Tingkat pengetahuan gizi ibu memengaruhi sikap dan perilaku dalam memilih bahan
makanan, yang lebih lanjut akan memengaruhi keadaan gizi keluarganya (Suhardjo,
2003).
5. Sanitasi Lingkungan
Sanitasi lingkungan sehat secara tidak langsung mempengaruhi kesehatan anak
balita yang pada akhirnya dapat mempengaruhi kondisi status gizi anak balita.

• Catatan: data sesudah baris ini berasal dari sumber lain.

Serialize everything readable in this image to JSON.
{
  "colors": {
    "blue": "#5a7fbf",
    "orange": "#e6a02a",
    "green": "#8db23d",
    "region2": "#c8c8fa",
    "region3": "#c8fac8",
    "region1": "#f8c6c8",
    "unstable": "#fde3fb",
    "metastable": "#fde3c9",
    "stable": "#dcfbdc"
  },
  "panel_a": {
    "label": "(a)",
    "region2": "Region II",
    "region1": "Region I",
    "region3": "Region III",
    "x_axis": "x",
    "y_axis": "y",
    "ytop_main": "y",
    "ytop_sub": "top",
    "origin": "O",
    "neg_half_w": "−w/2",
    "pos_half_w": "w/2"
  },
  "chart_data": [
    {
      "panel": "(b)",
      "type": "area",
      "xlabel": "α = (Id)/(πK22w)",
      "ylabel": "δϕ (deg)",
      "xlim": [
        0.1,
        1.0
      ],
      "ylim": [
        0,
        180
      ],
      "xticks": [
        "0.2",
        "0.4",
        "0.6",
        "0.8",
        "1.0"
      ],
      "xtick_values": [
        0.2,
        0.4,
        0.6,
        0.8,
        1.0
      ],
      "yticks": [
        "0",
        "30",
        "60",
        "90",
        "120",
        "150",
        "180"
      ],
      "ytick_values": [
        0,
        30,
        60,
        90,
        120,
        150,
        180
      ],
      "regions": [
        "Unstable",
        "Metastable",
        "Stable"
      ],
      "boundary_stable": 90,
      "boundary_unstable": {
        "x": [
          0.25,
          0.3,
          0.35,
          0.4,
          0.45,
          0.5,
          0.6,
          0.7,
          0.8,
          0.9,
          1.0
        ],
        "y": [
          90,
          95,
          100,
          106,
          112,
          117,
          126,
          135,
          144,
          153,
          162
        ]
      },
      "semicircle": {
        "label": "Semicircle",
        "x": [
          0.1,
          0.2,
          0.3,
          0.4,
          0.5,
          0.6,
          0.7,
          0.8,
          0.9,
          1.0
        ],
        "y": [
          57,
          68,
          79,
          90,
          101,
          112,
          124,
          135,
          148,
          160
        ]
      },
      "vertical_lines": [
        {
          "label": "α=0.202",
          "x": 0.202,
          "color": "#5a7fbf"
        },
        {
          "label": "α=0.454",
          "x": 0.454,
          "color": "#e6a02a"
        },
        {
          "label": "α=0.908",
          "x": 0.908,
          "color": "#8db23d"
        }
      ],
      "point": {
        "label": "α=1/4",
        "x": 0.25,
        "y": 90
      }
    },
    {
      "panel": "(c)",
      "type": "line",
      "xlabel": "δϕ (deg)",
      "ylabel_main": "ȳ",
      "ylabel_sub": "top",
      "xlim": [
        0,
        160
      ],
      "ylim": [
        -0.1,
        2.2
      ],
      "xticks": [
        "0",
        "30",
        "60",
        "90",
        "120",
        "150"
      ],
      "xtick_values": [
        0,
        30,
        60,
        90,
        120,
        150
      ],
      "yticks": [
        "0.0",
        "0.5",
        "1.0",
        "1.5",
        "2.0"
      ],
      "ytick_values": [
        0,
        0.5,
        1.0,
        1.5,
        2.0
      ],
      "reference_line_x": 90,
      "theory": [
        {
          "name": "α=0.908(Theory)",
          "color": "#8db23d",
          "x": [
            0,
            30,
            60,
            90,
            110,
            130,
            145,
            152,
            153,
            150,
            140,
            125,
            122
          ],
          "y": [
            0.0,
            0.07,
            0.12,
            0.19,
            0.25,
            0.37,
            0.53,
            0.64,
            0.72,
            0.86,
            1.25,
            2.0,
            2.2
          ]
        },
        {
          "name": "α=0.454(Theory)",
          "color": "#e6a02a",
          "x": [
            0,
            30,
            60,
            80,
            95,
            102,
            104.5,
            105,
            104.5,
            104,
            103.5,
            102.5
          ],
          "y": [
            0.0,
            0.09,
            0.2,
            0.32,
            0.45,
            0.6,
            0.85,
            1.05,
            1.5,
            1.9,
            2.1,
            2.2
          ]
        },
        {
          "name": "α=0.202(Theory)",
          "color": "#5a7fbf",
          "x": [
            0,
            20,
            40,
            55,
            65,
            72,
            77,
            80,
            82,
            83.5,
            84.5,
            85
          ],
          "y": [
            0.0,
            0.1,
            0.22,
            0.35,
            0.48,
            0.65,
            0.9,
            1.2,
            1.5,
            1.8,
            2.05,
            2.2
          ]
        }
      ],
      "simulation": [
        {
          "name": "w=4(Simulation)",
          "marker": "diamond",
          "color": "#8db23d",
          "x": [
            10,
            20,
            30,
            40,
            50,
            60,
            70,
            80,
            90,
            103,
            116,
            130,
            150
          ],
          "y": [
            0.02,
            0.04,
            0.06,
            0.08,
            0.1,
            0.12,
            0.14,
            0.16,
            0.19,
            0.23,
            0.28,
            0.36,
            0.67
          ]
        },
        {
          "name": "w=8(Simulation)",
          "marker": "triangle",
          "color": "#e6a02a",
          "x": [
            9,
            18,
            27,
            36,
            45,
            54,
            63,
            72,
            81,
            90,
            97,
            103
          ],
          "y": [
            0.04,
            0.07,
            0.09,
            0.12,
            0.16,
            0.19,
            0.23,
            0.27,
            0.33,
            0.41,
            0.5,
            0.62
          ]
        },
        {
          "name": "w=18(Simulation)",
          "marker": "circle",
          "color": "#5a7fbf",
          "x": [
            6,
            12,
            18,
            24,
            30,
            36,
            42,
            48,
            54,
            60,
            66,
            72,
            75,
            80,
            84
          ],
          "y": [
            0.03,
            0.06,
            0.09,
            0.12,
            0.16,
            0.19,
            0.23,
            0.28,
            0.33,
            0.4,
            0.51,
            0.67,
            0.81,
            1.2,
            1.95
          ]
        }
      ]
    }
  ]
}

Sanitasi lingkungan, lebih terlihat memberikan efek langsung pada perkembangan
kesehatan anak balita. Sanitasi lingkungan kurang baik meningkatkan kejadian infeksi
sehingga menurunkan kondisi kesehatan anak dan berimplikasi buruk terhadap
kemajuan pertumbuhan anak. Faktor lingkungan sebagai faktor penentu stunting tidak
berdiri sendiri, ada faktor lain yang secara bersama-sama memengaruhi stunting
misalnya penyakit infeksi dan pola asuh.
Aridiyah, F.O., 2015. Faktor - Faktor yang Mempengaruhi Kejadian Stunting Pada Anak Balita
di Wilayah Pedesaan dan Perkotaan di Kabupaten Jember.
Diafrilia MI. dkk. Determinan Stunting pada Anak Umur 24-59 Bulan di Wilayah Kerja
Puskesmas Ranomuut Kecamatan Paldua. Fakultas Kesehatan Masyarakat Universitas Sam
Ratulangi Manado.
Hidayati, dkk. 2010. Kekurangan Energi dan Zat Gizi Merupakan Faktor Risiko Kejadian
Stunted pada Anak Usia 1-3 Tahun yang Tinggal di Wilayah Kumuh Perkotaan Surakarta.
Khoirun, dkk. 2015. Faktor yang Berhubungan Dengan Kejadian Stunting pada Balita.
Departemen Gizi Kesehatan, Fakultas Kesehatan Masyarakat Universitas Erlangga, Surabaya.